Филологические школы, филологические методы рождались, как принято считать, из философских и эстетических систем: из романтической философии, из позитивизма, из эстетизма, из гегельянства и марксизма, из психоанализа, из феноменологии. Сильные филологи сохраняли связь с источником, слабые, эпигонски следуя за учителями, ее теряли. В виньетках Жолковского легко увидеть сочетание гедонизма, эстетской игры, анархического инстинкта, стремящегося ниспровергнуть саму идею власти, неопозитивизма, фрейдизма, ну и, конечно, либеральных взглядов. Но все это – проявления его “филологической идеологии”, вернее – “филологического инстинкта”. Он отличается от филологов, ставших писателями тем, что в его прозе не ощущается болезненного и мучительного выхода той силы, о которой говорил Т. С. Элиот. Жолковский целостен. Именно об этом говорит Дмитрий Быков, когда отмечает, что автор виньеток наделен внутренним “здоровьем”. Я готов подтвердить и даже усилить эту мысль, переведя ее в эмерсоновско-ницшеанскую плоскость. Он остается филологом в творчестве и загадочным образом органично синтезирует филологическое и художественное.
Первый учитель и подступы к прозе
Критики не раз отмечали сходство Жолковского с Борхесом. Ну, да… Вроде похоже… Хотя не очень… И скорее даже очень не похоже… Сам Жолковский на встрече с читателями в числе литературных учителей упомянул Вяземского. Но главный учитель Жолковского, вне всякого сомнения, – его отчим, Лев (Лео) Абрамович Мазель (1907–2000), известный музыковед, профессор Московской консерватории, автор фундаментальных монографий.
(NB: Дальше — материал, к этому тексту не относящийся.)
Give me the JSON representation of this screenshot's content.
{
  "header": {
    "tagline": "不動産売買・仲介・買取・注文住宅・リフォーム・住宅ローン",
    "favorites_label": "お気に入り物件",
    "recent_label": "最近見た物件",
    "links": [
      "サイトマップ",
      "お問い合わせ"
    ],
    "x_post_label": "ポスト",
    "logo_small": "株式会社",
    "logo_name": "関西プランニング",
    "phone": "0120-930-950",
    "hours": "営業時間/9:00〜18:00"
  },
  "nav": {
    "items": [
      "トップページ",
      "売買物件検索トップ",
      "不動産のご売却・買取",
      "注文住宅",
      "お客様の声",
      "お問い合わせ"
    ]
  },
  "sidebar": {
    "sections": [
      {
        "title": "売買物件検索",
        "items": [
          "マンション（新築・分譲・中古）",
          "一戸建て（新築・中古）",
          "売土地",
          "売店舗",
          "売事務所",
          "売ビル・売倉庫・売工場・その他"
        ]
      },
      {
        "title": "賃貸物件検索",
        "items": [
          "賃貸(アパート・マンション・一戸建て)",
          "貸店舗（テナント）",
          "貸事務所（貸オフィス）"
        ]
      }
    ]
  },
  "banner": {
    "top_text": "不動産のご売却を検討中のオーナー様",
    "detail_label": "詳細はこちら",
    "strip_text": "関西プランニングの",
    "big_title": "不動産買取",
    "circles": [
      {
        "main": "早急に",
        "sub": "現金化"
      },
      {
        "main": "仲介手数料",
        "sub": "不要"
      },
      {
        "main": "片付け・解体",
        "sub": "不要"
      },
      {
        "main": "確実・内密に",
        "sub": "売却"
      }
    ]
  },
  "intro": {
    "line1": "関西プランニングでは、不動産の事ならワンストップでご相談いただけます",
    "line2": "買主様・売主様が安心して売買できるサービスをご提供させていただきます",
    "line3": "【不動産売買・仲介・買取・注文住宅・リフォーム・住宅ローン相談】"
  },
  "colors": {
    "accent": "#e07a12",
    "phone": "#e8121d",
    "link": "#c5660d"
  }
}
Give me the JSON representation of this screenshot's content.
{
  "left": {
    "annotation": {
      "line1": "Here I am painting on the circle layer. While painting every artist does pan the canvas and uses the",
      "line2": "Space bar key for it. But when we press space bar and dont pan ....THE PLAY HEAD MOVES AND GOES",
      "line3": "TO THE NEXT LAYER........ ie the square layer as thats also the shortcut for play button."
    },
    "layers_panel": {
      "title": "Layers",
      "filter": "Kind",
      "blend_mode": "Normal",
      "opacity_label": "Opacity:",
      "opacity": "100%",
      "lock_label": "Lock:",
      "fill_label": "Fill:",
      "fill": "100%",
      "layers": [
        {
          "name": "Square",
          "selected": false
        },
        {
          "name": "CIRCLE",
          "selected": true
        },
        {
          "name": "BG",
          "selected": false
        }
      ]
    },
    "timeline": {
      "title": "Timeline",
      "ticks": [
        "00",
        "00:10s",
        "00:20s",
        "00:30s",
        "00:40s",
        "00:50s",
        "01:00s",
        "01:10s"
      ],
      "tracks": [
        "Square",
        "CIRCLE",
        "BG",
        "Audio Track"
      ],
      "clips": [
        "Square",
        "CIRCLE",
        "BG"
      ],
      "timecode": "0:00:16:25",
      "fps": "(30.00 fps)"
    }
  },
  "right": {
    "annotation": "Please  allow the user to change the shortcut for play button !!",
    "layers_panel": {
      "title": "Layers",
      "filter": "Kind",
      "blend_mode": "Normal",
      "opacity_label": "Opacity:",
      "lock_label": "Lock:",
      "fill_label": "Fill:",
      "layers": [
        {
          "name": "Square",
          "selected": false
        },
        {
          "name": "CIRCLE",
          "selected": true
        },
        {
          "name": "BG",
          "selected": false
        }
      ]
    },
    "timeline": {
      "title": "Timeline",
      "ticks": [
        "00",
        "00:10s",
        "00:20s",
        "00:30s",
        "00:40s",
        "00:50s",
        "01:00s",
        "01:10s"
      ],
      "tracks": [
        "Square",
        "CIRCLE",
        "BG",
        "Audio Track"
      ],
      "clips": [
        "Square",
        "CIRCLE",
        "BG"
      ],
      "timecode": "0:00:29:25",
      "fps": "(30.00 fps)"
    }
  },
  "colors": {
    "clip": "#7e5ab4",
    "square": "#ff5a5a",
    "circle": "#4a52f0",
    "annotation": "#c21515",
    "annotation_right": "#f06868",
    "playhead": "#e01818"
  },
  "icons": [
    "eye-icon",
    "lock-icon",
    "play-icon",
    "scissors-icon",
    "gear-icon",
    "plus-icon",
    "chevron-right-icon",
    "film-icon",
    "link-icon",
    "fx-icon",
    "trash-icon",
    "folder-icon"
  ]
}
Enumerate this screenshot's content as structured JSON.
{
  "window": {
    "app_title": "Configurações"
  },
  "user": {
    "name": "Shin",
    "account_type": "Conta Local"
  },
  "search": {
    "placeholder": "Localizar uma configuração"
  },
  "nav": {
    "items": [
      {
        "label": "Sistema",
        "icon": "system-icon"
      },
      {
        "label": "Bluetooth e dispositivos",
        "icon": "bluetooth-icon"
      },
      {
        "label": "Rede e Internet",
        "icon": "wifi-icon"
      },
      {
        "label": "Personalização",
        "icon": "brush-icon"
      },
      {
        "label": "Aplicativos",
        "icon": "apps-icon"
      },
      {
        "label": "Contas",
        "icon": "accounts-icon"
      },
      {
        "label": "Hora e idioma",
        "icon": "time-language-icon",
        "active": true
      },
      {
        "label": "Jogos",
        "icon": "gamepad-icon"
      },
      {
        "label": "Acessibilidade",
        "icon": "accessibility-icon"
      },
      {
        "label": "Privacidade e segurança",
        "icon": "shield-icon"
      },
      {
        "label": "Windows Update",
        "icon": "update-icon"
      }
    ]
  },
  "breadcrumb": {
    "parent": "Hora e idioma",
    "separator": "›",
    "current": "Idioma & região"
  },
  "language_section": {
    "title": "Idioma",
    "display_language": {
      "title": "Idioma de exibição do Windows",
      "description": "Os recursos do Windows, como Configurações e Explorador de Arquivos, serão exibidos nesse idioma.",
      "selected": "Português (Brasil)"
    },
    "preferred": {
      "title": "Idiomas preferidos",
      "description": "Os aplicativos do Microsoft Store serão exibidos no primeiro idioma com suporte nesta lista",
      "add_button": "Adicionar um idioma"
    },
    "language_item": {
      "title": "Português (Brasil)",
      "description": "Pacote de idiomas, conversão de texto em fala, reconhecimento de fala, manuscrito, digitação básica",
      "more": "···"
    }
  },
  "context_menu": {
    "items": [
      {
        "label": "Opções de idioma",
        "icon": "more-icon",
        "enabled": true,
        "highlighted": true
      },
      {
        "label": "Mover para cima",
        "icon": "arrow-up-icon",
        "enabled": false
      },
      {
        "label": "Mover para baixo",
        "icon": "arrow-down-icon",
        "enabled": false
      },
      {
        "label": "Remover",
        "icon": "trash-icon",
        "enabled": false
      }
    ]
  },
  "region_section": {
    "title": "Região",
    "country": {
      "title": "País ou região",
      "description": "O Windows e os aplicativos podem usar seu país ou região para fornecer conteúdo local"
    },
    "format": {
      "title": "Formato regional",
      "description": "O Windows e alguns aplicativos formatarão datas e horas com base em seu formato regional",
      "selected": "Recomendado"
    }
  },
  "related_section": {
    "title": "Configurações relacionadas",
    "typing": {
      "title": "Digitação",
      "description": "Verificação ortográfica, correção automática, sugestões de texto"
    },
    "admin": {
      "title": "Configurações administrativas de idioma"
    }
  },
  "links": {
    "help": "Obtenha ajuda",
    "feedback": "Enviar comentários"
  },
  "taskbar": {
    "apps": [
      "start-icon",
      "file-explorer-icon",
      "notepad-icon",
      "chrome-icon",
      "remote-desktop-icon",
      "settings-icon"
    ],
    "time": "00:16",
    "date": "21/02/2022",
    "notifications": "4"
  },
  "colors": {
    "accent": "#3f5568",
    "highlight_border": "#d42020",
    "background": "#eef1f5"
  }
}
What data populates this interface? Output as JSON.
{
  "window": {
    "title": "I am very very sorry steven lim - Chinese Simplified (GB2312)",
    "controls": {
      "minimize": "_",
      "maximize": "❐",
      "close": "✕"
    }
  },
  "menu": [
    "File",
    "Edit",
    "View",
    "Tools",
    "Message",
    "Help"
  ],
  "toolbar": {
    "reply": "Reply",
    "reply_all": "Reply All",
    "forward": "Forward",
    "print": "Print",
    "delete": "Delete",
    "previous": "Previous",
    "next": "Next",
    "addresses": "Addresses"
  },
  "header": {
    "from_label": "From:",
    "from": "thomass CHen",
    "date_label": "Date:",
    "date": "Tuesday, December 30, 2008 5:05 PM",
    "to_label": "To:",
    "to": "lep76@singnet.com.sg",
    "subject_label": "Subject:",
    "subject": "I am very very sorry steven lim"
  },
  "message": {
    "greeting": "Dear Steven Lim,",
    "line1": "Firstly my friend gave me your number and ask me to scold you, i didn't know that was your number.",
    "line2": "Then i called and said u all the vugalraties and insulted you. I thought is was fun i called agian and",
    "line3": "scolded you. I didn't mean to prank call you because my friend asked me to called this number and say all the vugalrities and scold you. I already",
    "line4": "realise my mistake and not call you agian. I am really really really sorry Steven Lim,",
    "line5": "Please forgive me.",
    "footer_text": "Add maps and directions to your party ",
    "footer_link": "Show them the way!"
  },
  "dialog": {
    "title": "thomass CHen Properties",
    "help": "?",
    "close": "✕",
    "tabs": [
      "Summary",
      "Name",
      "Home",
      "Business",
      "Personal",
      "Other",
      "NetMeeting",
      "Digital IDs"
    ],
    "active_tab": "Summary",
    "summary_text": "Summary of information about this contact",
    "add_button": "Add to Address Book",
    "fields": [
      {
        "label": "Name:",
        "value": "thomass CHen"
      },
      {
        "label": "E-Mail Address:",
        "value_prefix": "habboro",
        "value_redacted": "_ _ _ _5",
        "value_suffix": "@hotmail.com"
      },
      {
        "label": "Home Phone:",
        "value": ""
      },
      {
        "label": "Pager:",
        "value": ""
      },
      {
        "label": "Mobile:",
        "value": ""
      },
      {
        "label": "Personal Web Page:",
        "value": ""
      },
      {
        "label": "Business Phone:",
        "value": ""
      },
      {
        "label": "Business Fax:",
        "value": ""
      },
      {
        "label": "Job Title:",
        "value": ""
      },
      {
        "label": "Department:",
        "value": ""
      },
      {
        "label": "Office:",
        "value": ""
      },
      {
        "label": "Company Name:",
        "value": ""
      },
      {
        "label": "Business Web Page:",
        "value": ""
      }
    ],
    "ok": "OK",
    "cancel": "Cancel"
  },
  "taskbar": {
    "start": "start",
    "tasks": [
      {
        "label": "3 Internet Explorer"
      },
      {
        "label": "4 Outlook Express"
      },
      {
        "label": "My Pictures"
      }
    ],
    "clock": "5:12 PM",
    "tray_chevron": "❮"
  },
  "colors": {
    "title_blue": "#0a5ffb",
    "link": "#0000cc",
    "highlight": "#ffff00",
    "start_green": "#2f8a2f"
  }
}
Получив вдобавок к музыкальному образованию математическое, Мазель сочетал острый аналитический ум, безупречный вкус и энциклопедические знания. Возможно, именно у него Жолковский перенял умение использовать в филологии методы соседних дисциплин, а также стремление к строжайшей точности и научности. Но в данном контексте нас интересует совершенно другая ипостась Мазеля. Он был великолепным лектором – на его занятия стекались студенты, аспиранты со всей России – и блестящим рассказчиком устных новелл. На[22]
Замечу мимоходом, что Жолковский в устных “жанрах”, не уступает своему отчиму. Его лекции, доклады, выступления всегда эффектны, энергичны, четко выстроены. Истории, которые он рассказывает, также совершенны. Но он оказался гораздо смелее Мазеля, решительно отказавшегося от идеи записать собственные мемуарные истории. Многие знаменитые мазелевские анекдоты, по всей видимости, безвозвратно утеряны, но некоторые сохранились благодаря Жолковскому, и в одной из своих книг он их пересказывает. “Своей любовью к виньеткам, – пишет Жолковский, – я обязан папе, мастеру устных новелл”.
То же самое о себе говорил американский прозаик Шервуд Андерсон: его отец, правда, не музыковед, а ремесленник, умел блестяще рассказывать истории. Шервуд Андерсон, сменив несколько профессий, в итоге выбрал самую сомнительную для Америки – писательскую. Искусство отца отозвалось в нем спустя многие годы. “Как известно, в глазах детей родители с годами умнеют”, – афористически заключал Жолковский. Андерсон, безусловно, принял наследие отца, сделался новеллистом, однако существенно реформировал новеллу, отодвинув “ядовитый” сюжет и сосредоточившись на укрупненных деталях. Жолковский-писатель тоже во многом идет по стопам родителя. Сходства между ним и Мазелем очевидны: любовь к коротким формам, анекдотам, чистой сюжетной структуре, завершающим истории пуантам. Однако различий оказывается куда больше. И дело здесь, наверное, в том преодолении влияния, которое в свое время удалось Андерсону.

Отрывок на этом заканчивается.